Somewhere in the entrepreneurial journey from an idea to a startup, founders will often meet friends and colleagues to brainstorm and develop their ideas. In some of these conversations “Oh I think you should meet XYZ person who’d be great for feedback” event happens multiple times. Some of these people are potential advisors for your startup. Here are some thoughts on how to think about advisors at various stages of the idea-to-company odyssey.
Remember your Advisor’s job is to help you make non-obvious choices in the face of imperfect and sometimes non-existent data. Recruit accordingly.

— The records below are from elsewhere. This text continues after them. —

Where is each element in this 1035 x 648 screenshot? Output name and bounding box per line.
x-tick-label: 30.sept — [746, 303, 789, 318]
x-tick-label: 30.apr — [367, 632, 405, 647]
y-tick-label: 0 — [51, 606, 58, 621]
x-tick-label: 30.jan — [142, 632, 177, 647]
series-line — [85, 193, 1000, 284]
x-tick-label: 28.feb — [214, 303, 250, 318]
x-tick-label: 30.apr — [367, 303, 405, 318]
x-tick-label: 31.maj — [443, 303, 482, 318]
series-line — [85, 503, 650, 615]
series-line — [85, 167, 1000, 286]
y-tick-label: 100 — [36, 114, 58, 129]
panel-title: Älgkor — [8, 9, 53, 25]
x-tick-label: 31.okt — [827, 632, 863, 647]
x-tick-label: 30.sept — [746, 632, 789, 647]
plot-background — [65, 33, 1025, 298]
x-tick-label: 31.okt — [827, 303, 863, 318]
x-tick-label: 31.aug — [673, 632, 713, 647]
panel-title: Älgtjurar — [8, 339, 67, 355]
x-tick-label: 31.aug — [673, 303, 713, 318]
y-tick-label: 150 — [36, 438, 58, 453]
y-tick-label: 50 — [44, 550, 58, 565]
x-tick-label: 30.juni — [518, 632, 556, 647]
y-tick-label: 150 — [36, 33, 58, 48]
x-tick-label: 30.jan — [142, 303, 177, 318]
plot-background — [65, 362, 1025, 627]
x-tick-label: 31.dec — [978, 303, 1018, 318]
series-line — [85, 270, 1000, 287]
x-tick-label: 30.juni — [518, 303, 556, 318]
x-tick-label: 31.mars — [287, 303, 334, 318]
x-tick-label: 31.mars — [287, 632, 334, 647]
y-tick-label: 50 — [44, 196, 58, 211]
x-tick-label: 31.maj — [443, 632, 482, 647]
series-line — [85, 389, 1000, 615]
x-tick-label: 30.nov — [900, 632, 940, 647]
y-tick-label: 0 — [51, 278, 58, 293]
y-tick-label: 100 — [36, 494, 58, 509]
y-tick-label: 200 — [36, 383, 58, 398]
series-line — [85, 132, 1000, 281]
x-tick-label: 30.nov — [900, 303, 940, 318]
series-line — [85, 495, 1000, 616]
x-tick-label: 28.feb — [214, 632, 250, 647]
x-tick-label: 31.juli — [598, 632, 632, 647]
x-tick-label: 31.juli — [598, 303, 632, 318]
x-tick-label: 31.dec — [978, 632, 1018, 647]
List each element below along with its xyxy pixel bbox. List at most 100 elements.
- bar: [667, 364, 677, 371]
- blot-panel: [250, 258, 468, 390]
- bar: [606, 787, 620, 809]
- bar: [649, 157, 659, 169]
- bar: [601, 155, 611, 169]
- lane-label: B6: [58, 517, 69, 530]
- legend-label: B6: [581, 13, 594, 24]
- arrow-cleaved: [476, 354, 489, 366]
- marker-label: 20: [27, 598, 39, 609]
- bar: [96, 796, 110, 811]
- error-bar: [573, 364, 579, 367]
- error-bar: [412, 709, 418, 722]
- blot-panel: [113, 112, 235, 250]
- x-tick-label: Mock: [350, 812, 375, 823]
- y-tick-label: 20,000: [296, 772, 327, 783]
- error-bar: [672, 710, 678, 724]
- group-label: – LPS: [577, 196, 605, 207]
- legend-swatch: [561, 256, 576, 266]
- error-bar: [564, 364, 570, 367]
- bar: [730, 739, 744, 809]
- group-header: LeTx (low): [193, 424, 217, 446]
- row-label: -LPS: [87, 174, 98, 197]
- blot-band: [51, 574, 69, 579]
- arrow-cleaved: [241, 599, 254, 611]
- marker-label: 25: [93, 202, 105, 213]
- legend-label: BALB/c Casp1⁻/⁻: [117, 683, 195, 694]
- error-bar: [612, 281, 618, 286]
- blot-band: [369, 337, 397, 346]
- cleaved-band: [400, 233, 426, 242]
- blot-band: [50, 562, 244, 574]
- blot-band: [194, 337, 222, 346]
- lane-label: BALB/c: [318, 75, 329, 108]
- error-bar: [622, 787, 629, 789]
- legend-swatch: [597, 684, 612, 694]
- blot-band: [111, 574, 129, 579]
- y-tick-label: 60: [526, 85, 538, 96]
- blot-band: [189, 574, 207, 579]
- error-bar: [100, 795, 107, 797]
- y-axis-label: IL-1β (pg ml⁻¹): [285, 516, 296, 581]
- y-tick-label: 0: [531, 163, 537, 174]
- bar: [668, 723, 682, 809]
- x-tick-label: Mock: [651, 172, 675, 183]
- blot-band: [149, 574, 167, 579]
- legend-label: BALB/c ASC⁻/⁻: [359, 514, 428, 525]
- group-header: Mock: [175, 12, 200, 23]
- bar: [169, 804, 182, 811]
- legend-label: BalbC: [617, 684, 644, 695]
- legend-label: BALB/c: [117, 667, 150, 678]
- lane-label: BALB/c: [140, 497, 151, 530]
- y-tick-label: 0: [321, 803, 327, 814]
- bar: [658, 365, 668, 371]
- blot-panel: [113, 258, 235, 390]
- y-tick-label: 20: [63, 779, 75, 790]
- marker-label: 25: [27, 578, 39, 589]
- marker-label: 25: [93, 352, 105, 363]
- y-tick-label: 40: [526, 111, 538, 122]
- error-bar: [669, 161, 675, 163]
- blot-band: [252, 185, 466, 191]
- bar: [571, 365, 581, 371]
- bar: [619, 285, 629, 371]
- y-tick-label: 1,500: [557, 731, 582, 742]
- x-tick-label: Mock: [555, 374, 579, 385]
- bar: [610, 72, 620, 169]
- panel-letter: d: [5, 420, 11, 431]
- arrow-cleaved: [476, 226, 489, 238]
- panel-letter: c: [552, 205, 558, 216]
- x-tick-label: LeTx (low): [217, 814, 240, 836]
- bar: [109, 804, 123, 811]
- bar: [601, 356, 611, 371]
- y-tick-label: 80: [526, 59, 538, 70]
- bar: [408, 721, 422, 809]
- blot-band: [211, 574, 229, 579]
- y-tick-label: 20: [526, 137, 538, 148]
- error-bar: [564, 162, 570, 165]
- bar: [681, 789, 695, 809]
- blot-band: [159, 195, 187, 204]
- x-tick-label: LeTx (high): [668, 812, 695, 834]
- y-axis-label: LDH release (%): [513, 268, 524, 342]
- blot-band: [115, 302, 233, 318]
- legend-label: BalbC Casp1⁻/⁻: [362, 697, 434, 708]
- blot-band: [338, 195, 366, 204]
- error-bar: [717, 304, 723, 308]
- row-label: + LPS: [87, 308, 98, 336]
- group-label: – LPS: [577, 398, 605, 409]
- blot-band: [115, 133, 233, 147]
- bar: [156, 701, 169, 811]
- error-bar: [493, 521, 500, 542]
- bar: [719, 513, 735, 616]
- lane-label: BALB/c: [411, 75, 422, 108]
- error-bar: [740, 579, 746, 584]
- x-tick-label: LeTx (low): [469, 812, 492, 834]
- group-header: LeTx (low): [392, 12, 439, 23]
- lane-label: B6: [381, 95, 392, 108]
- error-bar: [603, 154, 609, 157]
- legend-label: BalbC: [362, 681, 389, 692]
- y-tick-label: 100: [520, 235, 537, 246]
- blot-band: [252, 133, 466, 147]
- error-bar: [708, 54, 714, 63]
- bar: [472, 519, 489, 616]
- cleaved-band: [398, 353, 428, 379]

The Six Cardinal Directions of Effective Advisors
1. The most important skill an advisor can bring to you and your idea is a way to improve your idea by asking you the right and often ‘hard’ questions. People who want to replicate the success they had even if in the same area as your startup by repeating the same approach/execution/recipe are not the right ones for you. Beyond the usual “Oh Its nice” or “Its great” responses, listen for something that signals that your idea made them think. If they then come back with questions you haven’t yet asked yourself, they may be a good match as an advisor.
2. Don’t confuse mentor with advisor. Mentors are a rare breed of individuals. They are good at asking questions and making you learn regardless of what they or you are working on. Conflating the two may not necessarily be good for you or your startup.
3. How do they talk about failure and what they’ve learnt from the failure matters as much as what they’re successful at. Ask them what they have learnt in the last three years as a result of a failure that has now changed their thinking or behavior in a meaningful way.
4. Make sure you ask them if they have played the role (paid in equity usually) with at least one other startup. You want to ensure that they are not going to play ‘Product Manager’ for you with good intentions and potentially disastrous results. Advisors are not going to invent your product or your market or your product-features. They can be invaluable in pointing out the voids in your product strategy or feature-list or competitive dynamics. Advisors who are good at pointing out what doesn’t exist are often far more helpful than the ones who suggest a specific feature or two.
5. Ask them for a specific commitment of time, effort, and introductions you expect from them over the first year of your collaboration. Introduce them to your other advisors and create some opportunities for them to collaborate – enabling them to think beyond their usual domain is effectively delightful compensation for them beyond the equity you will give them.
6. Your advisors are not your investors. Keep these two roles separate. While there may be some overlap, they have distinct responsibilities for you and your startup.
The Entourage Approach
For certain startups and founders, an ‘entourage’ may be more appropriate which functions as early adopters and influencers in your marketplace. Perhaps the best example of this approach was about.me where @tonysphere and other founders were well connected and signed up 26 advisors to help them push to a million users within a year and an acquisition by AOL. If you’re not as well connected as the fine folks at about.me, this may not be the way to go. A weak entourage is baggage, not balloons.
I will write about Advisor compensation in a future post but here are some guidelines for silicon valley startups:
for early stage (between idea stage and funding) formal advisors, expect to share about 1% equity which goes down to approx 0.25% for seed-funded startups and often between 0.1 and 0.25% for developing stage startups. Typically the equity vests monthly over a year without any cliff and there is no other compensation (e.g. cash).